Os futuros de açúcar demerara devem ter mais uma semana de pressão na Bolsa de Nova York (ICE Futures US). Não só pelo clima no Centro-Sul do Brasil, que apesar das chuvas recentes permanece favorável ao avanço da colheita, mas principalmente por causa da apreciação do dólar ante o real.
Os ganhos da moeda norte-americana se intensificaram após a Standard & Poor's (S&P) rebaixar em mais um degrau a nota de crédito do Brasil, de BB+ para BB. Na quinta-feira, o mercado reagiu às informações e às perspectivas ainda pouco otimistas para a economia do País e impulsionou a moeda norte-americana.
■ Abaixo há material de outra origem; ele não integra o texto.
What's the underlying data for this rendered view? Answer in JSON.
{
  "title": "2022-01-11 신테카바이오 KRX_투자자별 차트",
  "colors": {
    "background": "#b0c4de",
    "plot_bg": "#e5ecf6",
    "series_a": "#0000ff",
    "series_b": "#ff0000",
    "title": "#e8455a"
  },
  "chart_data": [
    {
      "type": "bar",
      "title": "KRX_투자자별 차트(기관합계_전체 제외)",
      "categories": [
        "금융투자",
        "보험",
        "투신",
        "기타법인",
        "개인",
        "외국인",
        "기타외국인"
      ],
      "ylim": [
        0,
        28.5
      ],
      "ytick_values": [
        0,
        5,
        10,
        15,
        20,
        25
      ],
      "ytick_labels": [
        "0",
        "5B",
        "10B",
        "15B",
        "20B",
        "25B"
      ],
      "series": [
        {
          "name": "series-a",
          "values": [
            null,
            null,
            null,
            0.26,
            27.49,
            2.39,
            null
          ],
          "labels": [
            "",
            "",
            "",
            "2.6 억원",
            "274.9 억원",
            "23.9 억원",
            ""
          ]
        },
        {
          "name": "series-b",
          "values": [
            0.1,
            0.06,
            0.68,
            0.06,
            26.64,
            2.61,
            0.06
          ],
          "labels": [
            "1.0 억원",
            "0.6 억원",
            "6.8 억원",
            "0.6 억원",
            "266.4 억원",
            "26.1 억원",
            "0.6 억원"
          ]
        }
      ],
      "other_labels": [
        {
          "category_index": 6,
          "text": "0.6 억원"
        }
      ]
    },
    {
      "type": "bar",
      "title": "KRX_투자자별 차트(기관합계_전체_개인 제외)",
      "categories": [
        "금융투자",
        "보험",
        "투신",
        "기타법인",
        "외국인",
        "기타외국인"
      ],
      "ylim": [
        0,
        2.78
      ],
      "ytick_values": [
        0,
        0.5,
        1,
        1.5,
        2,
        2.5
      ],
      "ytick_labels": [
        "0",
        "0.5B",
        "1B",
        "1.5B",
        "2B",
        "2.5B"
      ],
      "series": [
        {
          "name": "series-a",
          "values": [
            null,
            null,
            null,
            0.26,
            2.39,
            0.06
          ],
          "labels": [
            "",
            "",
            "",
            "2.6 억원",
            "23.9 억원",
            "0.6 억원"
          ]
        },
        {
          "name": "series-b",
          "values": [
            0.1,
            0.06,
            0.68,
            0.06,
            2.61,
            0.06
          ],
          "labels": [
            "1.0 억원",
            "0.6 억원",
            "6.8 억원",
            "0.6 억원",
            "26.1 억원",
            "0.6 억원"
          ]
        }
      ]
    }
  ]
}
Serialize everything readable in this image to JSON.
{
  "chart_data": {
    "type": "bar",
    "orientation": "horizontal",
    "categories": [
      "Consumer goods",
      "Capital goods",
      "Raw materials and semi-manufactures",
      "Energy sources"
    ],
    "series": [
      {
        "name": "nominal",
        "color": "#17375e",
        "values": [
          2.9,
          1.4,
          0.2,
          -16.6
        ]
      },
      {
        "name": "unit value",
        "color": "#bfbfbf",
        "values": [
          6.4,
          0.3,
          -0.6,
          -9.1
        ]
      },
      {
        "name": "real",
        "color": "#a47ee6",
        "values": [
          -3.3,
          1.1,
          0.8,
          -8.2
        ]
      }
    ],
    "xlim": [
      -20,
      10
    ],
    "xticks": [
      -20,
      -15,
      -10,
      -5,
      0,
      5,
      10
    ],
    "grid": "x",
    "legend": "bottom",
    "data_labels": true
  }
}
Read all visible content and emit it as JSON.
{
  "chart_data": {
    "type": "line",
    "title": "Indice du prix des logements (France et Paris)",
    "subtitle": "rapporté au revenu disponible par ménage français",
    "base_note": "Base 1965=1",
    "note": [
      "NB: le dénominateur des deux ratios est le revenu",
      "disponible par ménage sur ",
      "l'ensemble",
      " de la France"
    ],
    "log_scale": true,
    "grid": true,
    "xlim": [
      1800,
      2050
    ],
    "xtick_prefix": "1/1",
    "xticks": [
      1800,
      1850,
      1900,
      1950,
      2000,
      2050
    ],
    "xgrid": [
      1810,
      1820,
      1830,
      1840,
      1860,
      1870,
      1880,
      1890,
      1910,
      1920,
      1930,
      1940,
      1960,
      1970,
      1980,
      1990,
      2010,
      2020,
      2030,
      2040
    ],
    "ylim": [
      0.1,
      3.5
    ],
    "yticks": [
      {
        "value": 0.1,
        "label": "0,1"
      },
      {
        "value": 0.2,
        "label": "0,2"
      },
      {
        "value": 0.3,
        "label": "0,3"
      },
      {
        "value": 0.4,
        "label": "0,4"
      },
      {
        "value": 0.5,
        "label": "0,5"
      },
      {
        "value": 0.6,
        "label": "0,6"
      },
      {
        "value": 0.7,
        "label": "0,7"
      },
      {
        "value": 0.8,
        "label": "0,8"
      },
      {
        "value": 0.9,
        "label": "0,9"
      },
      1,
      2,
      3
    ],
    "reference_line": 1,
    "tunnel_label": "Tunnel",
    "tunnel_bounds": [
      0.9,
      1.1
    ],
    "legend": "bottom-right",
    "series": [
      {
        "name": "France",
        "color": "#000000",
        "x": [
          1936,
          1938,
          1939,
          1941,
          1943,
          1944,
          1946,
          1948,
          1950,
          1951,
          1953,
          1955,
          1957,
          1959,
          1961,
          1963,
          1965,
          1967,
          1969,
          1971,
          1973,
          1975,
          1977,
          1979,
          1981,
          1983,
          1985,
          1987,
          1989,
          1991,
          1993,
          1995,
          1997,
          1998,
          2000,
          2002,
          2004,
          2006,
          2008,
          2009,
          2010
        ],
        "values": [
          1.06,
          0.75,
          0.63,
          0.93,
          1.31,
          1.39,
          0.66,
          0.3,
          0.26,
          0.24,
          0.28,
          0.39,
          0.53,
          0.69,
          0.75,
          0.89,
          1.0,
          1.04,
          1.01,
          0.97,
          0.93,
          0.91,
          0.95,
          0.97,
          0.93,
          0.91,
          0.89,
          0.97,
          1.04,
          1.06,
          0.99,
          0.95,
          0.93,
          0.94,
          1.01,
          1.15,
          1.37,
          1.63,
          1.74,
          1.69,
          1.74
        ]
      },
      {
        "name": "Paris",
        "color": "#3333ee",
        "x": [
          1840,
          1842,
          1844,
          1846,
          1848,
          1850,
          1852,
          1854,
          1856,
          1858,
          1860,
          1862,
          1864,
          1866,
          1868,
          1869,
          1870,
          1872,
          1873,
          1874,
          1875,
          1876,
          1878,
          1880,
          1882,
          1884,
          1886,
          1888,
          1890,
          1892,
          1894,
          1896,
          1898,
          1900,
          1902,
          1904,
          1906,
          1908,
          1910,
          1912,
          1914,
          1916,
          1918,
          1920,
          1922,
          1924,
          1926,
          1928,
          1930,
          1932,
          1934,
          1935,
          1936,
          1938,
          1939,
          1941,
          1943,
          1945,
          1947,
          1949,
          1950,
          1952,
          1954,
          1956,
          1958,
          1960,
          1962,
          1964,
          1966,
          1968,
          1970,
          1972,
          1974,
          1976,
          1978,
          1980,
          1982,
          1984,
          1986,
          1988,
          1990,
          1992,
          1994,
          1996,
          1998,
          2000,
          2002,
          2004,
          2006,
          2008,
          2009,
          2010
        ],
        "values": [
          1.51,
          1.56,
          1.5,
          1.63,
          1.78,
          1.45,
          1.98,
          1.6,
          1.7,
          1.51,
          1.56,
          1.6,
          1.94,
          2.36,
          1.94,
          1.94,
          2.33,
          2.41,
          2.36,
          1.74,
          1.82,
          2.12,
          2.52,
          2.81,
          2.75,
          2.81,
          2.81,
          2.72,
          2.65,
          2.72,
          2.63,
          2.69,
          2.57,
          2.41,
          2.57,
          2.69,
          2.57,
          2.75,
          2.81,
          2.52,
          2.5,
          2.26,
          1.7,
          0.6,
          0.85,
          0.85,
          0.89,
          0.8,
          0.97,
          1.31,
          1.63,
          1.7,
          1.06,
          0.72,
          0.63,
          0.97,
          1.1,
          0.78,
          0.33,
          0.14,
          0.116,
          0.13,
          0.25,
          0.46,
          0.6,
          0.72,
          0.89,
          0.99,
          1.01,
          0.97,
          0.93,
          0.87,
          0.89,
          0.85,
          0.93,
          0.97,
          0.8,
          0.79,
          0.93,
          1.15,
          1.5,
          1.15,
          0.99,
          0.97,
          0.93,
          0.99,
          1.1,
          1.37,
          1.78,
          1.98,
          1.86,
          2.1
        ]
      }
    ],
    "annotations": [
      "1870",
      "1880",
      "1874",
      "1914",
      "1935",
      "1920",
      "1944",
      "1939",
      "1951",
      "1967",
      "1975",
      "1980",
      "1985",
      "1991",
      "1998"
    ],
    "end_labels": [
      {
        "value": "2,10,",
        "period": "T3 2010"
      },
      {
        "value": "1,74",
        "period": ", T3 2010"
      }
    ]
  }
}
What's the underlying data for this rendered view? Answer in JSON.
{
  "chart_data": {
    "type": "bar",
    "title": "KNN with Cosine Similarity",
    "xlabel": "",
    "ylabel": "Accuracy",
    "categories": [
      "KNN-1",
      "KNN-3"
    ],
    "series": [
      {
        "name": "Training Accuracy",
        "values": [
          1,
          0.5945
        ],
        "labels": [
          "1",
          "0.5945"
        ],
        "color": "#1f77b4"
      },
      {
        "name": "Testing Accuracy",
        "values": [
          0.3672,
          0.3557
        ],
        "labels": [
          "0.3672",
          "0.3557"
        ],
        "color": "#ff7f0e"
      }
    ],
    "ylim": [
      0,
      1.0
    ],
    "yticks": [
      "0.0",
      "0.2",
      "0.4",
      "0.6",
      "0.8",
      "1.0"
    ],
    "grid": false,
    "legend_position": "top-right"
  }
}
Na sexta-feira, o dólar devolveu parte dos ganhos da véspera mas ainda fechou acima de R$ 4, a R$ 4,0198 (-0,73%).
Do lado climático, os Estados produtores do Centro-Sul têm registrado o padrão típico do verão: calor e pancadas de chuva no fim do dia, sem grandes prejuízos aos trabalhos de campo. Em boletim atualizado, a Climatempo prevê precipitações de 50 mm a 60 mm em São Paulo, Paraná e Minas Gerais entre 22 de fevereiro e 2 de março. Condições semelhantes também serão observadas em Goiás.
Nos gráficos, os futuros trabalham com suporte nos psicológicos 12,50 cents/lb. Para abaixo disso, os preços poderiam escorregar até os 12,07 cents/lb, mínima do dia 29 de setembro. Para cima, a resistência segue nos também psicológicos 13 cents/lb.
Março, que vence na próxima segunda-feira (29), caiu 26 pontos (2,03%) e fechou a sexta-feira em 12,52 cents/lb. Os lotes para maio recuaram 18 pontos (1,40%) e terminaram em 12,67 cents/lb, com máxima no dia de 12,87 cents/lb (mais 2 pontos) e mínima de 12,61 cents/lb (menos 24 pontos). Na semana, acumularam desvalorizações de 4,79% (menos 63 pontos) e de 3,42% (menos 45 pontos), respectivamente.
O spread março/maio, que iniciara a semana passada em 3 pontos de prêmio para o primeiro contrato, terminou sexta-feira em 15 pontos de prêmio para o segundo contrato da tela.



E pelo mais recente relatório da Comissão de Comércio de Futuros de Commodities (CFTC), fundos reduziram o saldo comprado em açúcar em 15.971 lotes na semana encerrada em 16 de fevereiro. A posição passou de 43.359 para 27.388 lotes.
Há quem aposte que, a partir dos dados da CFTC e da forte desvalorização na semana passada, os futuros passem por uma correção nos próximos dias, seja via recompra de posições ou compras de oportunidade.
O Indicador de Açúcar calculado pelo Centro de Estudos Avançados em Economia Aplicada (Cepea/Esalq/USP) encerrou a sexta-feira em R$ 80,77/saca, baixa de 0,01% ante a véspera. Em dólar, o índice ficou em US$ 20,00/saca (-0,05%).